From 1976: A Spokane County commissioner said that a Spokane Valley sewer system was inevitable – “like death and taxes.”

However, neither he nor other county officials were willing to start designing such a system.

“Instead, they unanimously agree that what is desperately needed is further testing of the Spokane aquifer to determine once and for all if it is polluted or in danger of being polluted,” The Spokesman-Review said.

The commissioners “could require new subdivisions in the Valley to have sewers, but they could not force existing subdivisions onto a sewer system without a vote of the people who live there.”

And that, said one county official, was a “politically explosive issue.”

One commissioner conceded that if the aquifer was indeed found to be polluted by sewage, “we can’t get it done soon enough.”

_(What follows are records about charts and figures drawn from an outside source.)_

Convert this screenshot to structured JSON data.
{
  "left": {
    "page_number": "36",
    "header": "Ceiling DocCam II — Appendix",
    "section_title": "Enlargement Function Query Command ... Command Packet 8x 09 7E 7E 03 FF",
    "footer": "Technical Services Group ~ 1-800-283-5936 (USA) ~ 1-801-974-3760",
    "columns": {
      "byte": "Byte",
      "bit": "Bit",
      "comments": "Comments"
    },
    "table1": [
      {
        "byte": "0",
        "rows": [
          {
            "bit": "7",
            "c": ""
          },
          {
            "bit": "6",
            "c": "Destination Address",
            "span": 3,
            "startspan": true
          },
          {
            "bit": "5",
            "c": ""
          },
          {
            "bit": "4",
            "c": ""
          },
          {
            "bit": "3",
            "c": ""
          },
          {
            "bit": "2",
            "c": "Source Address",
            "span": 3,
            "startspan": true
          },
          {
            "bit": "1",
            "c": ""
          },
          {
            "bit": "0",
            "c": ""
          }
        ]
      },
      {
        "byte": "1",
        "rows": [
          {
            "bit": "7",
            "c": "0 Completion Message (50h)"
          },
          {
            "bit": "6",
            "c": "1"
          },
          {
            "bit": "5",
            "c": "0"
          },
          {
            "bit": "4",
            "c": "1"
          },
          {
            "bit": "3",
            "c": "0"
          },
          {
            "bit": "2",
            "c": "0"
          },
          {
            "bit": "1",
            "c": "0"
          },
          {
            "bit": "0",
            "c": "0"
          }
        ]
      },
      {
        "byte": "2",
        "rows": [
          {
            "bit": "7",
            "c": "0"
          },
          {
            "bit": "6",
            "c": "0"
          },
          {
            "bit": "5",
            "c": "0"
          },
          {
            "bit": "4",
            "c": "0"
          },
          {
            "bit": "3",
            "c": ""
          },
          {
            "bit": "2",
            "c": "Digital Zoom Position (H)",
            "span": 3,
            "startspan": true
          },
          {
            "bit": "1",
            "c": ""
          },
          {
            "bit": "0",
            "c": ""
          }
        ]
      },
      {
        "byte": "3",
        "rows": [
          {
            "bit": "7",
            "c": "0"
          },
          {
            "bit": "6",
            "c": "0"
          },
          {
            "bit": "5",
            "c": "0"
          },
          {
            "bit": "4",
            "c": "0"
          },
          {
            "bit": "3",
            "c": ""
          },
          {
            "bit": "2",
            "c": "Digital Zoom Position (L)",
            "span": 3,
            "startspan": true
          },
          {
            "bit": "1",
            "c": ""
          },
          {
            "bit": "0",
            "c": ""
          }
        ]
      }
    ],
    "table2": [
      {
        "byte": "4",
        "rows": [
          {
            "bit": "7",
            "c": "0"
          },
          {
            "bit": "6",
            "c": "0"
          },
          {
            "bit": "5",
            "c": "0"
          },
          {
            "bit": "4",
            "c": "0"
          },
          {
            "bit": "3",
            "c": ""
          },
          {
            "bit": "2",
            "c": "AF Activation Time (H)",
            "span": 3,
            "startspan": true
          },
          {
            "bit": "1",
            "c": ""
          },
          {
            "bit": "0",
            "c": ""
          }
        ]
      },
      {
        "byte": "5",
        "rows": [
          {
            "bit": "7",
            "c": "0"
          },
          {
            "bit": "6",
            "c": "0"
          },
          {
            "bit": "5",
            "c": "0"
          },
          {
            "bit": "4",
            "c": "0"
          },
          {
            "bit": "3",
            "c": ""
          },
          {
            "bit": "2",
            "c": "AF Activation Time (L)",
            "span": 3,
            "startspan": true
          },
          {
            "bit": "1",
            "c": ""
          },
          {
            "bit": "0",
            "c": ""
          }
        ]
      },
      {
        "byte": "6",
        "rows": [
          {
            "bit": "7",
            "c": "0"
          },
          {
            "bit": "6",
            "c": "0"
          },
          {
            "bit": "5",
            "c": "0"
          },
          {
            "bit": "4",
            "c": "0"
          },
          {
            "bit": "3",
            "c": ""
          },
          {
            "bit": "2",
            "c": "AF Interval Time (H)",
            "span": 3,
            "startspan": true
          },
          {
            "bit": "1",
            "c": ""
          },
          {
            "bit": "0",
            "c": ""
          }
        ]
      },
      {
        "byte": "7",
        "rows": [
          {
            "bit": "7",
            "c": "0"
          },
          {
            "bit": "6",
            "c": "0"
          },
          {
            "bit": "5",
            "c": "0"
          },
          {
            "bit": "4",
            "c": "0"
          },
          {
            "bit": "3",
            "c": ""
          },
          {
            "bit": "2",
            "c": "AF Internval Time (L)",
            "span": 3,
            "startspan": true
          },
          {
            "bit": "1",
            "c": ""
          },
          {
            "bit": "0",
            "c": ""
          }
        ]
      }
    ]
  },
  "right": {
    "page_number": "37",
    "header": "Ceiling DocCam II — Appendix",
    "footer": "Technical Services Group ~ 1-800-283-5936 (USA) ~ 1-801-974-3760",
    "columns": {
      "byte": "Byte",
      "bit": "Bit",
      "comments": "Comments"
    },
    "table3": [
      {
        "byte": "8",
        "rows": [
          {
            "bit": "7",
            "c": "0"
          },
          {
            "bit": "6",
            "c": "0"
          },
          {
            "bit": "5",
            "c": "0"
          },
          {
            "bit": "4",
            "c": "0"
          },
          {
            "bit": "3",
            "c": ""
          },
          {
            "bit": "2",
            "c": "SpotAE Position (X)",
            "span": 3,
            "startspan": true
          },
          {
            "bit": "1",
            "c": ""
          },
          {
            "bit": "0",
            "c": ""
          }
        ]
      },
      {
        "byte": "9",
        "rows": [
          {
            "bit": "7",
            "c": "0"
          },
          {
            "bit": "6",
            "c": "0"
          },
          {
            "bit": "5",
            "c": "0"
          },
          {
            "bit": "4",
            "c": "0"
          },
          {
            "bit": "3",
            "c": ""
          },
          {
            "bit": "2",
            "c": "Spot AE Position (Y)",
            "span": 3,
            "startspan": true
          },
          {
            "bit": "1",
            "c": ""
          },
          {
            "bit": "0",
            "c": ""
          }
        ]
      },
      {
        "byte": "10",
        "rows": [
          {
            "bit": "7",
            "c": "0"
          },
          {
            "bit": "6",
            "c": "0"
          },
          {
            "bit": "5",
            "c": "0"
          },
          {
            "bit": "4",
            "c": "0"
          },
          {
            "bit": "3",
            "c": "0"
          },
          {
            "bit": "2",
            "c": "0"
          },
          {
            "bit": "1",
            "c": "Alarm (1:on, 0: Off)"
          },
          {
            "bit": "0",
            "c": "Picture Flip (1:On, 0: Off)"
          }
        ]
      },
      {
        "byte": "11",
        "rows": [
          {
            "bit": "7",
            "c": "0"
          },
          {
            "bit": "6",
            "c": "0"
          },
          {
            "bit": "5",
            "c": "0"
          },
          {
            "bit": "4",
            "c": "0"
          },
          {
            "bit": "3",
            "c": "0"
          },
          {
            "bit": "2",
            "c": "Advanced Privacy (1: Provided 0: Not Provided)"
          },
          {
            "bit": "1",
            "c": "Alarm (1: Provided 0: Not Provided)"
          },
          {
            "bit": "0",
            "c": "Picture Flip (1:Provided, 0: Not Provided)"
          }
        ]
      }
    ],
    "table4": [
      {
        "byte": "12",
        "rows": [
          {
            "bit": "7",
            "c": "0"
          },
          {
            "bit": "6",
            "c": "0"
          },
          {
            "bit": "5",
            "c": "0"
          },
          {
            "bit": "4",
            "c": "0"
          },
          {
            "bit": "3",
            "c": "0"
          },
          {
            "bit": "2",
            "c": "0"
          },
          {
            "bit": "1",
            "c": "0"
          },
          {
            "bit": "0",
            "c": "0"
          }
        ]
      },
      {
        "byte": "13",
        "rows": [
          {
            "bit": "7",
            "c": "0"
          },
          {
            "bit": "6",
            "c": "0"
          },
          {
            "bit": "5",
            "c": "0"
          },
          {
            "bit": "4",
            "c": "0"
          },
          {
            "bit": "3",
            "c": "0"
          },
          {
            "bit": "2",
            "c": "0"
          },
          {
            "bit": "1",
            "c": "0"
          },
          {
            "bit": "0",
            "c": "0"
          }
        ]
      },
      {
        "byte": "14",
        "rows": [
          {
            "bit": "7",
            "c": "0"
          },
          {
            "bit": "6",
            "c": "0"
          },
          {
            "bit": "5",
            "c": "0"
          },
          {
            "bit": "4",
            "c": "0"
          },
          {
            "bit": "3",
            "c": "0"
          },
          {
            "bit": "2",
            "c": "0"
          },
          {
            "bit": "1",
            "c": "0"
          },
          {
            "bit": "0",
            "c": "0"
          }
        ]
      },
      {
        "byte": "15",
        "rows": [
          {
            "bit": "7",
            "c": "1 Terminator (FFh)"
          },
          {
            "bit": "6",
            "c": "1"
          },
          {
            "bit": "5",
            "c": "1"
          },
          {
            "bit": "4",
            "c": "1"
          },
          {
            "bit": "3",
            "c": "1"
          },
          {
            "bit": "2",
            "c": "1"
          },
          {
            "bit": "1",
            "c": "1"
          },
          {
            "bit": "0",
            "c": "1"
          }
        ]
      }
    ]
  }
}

From 1926: Felix Warren, 73, on the last leg of driving “a historic old stagecoach” to Pasco and back, was greeted by a big crowd of dignitaries and well-wishers at High Bridge in Spokane – and then was promptly “arrested for driving over the bridge faster than a walk.”

That was just a joke, however. His 10-day feat was celebrated at the bridge by Kirchner’s Cowboy Band and a large welcoming delegation brought in dozens of autos.

The president of the Spokane Chamber of Commerce said “the stagecoach trip was symbolic of the tragedies, failures and also the successes of pioneers, and ushers in a new era of mail transportation in the Northwest.”

In his younger days, Warren routinely carried the mail to Pasco in his stagecoach, and he said he wanted to do it once more, for old times’ sake. The trip was prompted by the opening of a new airmail route.